Михаил согласился, и Василий Игнатьевич повёл свой рассказ неторопливым баском, внимательно следя за собеседником, будто объяснял урок.

Начал он с того, что пять лет назад был вынужден из города перебраться сюда всей семьёй, потому что умер его отец, мать осталась одна, а уезжать отсюда она наотрез отказалась.

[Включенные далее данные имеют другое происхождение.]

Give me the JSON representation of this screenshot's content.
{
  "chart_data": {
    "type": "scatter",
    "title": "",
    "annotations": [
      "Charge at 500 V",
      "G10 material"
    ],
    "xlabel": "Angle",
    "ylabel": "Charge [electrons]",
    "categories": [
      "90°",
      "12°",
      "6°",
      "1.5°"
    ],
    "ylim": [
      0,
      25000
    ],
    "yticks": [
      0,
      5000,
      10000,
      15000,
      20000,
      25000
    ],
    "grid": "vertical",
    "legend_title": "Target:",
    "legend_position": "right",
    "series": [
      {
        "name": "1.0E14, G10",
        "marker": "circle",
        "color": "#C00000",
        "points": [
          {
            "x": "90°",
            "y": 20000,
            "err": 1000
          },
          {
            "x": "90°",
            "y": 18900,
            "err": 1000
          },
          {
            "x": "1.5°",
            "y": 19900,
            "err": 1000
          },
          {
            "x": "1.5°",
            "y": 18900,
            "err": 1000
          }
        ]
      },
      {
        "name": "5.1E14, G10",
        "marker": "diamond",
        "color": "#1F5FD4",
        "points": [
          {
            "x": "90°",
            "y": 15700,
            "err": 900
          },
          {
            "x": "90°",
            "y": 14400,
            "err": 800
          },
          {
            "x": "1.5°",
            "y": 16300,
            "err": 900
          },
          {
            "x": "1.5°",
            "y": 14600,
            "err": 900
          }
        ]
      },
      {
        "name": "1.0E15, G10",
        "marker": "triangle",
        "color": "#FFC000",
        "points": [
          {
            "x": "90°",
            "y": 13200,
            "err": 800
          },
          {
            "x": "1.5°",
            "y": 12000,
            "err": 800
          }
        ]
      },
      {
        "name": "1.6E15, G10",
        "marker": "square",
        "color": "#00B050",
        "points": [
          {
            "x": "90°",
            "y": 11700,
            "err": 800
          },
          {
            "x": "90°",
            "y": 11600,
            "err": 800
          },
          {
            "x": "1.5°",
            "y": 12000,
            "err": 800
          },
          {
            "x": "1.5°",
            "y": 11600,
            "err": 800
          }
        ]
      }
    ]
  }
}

Вот и пришлось бросить работу в городе, где по окончании курсов он работал счетоводом в заготконторе. Первое время устроиться здесь было некуда. В своём хозяйстве он мало что понимал, поэтому урожаи были плохие. Жилось туговато, пока не устроился работать в сельсовет секретарём. Когда же образовался колхоз, он с удовольствием передал свою землю и лошадь, в этот колхоз вступила жена. Мать же сказала, что ей и своего огорода хватает, она вступать в колхоз отказалась. А лично с него никакого толку, поэтому он остался в сельсовете. Года три назад в школе на четыре класса осталось всего два учителя. Из района присылать отказались, тогда председатель сельсовета порекомендовал его. Вызвали в район, побеседовали, дали литературу по новой специальности проштудировать, потом устроили что-то вроде экзамена. С тех пор он ведёт первый класс, а в прошлом году, когда ещё и заведующего не стало, ему поручили заведование.


Василий Игнатьевич оказался человеком своеобразным, душой был склонен к определённым занятиям, а остальное не мог, не хотел, да и не любил делать. Зато уж к чему был привязан, делал с исключительной старательностью и добросовестностью. Учился в гимназии, когда закончил, началась война, его забрали на фронт. Вернулся живым и невредимым. Ещё во время учебы у него была способность к чистописанию. Ему не было равных, почерк его был каллиграфическим.

Когда он работал в сельсовете, с каждой бумагой, написанной Василием Игнатьевичем, председатель расставался с большой неохотой, долго любовался буковками и закорючками. Однако положение в школе было безвыходное, и председатель пошёл на жертву, оговорив, правда, что все важные бумаги будет писать Василий Игнатьевич.

Возможно, у председателя теплилась надежда, что Василий Игнатьевич передаст Ключевским детям своё искусство.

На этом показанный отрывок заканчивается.